Conviction fuels fears for academic freedom

April 16, 2004

The conviction of a Moscow arms control researcher for high treason has raised fears of renewed Soviet-style restrictions on academic freedom and foreign links.

Igor Sutyagin of Moscow's USA-Canada Institute was last week sentenced to 15 years in prison after being found guilty of selling secrets to the US.

Mr Sutyagin, in prison since his arrest in October 1999, admitted writing a report on Russia's weapons capabilities for a British company, Alternative Futures.

Russia's security service, the FSB, claimed the report contained classified information and that the company was a front for the CIA.

But, after he was sentenced, Mr Sutyagin told judge Marina Komarova that he was guilty of nothing more than having contacts with foreigners. His sources were books and newspapers, mostly published abroad, he said.

Mr Sutyagin's lawyers plan to appeal to the Russian supreme court and may turn to the European Court of Human Rights. They condemned the judge for partisan direction of the jury.

Alexander Petrov, deputy director of Moscow's Human Rights Watch, said the verdict had sent a "chill through the Russian academic community".

Victoria Baxter, a senior associate with the American Association for the Advancement of Science, said: "The prosecution suggested that his research conclusions were so accurate that he must have used classified materials.
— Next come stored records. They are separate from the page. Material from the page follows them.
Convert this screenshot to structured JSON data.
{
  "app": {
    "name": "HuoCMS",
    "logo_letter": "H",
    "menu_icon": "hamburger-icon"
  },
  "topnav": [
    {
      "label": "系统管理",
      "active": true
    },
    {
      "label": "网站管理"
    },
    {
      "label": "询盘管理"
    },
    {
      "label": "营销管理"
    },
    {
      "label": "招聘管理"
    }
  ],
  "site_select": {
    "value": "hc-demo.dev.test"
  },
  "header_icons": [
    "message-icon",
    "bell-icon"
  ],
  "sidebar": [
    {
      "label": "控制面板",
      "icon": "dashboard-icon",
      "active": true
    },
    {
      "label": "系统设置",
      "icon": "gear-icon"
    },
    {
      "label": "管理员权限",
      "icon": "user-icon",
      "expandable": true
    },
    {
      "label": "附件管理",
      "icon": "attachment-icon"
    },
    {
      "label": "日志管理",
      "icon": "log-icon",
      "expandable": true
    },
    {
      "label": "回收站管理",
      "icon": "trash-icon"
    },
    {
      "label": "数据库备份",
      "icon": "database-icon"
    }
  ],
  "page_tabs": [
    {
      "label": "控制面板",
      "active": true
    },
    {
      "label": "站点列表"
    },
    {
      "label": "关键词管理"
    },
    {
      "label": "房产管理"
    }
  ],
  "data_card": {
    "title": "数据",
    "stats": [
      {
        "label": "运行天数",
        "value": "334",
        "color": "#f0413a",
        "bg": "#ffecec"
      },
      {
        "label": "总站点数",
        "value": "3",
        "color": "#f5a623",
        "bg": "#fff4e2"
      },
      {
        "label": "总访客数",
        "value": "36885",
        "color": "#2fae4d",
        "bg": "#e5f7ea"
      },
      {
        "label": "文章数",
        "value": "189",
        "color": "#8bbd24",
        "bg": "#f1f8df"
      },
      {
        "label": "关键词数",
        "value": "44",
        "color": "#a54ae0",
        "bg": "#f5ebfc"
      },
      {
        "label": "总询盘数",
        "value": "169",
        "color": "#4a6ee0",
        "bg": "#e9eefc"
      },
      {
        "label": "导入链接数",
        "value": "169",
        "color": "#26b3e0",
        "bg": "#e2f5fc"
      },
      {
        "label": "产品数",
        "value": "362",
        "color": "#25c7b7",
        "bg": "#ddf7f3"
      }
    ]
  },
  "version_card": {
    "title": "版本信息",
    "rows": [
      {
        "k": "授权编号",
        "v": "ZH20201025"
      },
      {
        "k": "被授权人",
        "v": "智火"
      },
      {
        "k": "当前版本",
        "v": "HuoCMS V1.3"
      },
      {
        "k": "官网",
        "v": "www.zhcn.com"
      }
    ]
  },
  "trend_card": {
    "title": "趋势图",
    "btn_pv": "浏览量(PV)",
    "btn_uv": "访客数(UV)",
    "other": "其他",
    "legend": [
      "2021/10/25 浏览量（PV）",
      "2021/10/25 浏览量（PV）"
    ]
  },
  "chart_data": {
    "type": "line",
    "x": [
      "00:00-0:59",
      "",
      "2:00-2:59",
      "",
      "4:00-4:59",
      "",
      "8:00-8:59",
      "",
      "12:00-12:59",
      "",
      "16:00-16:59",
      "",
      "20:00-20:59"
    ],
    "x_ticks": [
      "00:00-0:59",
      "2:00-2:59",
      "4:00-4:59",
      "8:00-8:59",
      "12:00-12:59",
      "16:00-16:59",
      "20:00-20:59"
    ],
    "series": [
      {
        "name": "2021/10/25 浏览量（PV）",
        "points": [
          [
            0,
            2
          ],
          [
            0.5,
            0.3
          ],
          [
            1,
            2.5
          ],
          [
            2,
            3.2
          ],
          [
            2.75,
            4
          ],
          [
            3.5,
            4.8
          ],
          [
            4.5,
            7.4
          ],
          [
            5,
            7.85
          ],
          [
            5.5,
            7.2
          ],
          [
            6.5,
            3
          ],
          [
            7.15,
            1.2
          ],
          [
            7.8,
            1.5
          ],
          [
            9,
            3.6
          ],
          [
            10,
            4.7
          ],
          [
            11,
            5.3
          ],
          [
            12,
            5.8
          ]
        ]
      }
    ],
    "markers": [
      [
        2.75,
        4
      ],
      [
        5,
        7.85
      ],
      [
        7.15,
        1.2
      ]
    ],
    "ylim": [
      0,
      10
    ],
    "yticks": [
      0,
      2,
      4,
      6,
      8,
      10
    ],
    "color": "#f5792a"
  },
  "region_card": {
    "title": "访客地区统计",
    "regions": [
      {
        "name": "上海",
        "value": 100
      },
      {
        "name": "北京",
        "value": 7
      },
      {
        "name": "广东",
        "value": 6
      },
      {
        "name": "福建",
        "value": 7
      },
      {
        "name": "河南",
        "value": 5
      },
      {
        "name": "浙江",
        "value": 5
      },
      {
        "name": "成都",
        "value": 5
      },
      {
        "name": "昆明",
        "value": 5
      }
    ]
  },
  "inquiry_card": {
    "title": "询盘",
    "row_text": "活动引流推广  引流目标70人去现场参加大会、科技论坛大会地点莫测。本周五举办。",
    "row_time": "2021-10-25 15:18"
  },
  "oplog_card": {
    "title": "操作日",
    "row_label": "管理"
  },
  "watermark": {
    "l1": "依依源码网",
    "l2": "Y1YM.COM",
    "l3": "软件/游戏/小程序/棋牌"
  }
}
He has been found guilty on the grounds of conducting good research."

Valentin Danilov, acquitted last December of selling secrets to the Chinese, said that, given Russia's arcane laws, it was possible that Mr Sutyagin had technically breached official secrets rules.

The Committee for the Defence of Scientists plans to appeal to the president.
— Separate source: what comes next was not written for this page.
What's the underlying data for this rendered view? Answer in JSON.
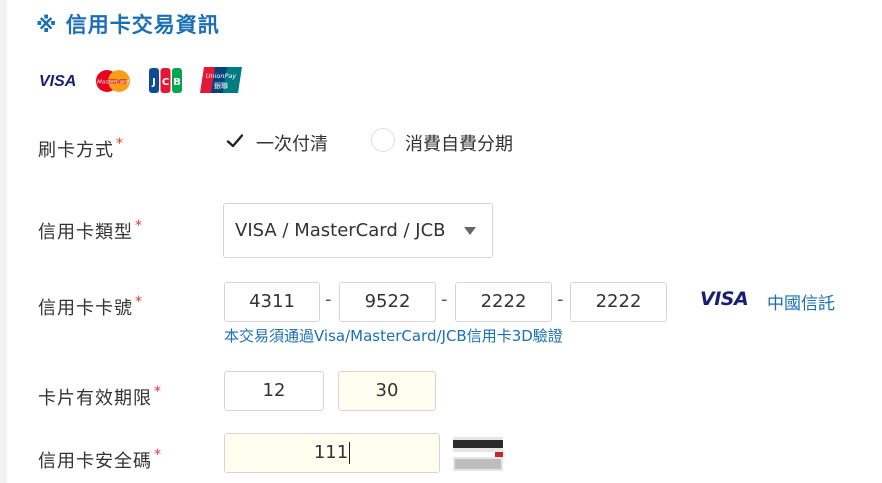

In advance of the conviction the Canadian Association of University Teachers wrote to President Vladimir Putin requesting the case be dismissed for lack of evidence.

"Our concern has been that this looks to be a violation of academic freedom," said spokesman David Robinson, who told The Times Higher the CAUT had been worried about the issue of due process and whether there had been a fair trial.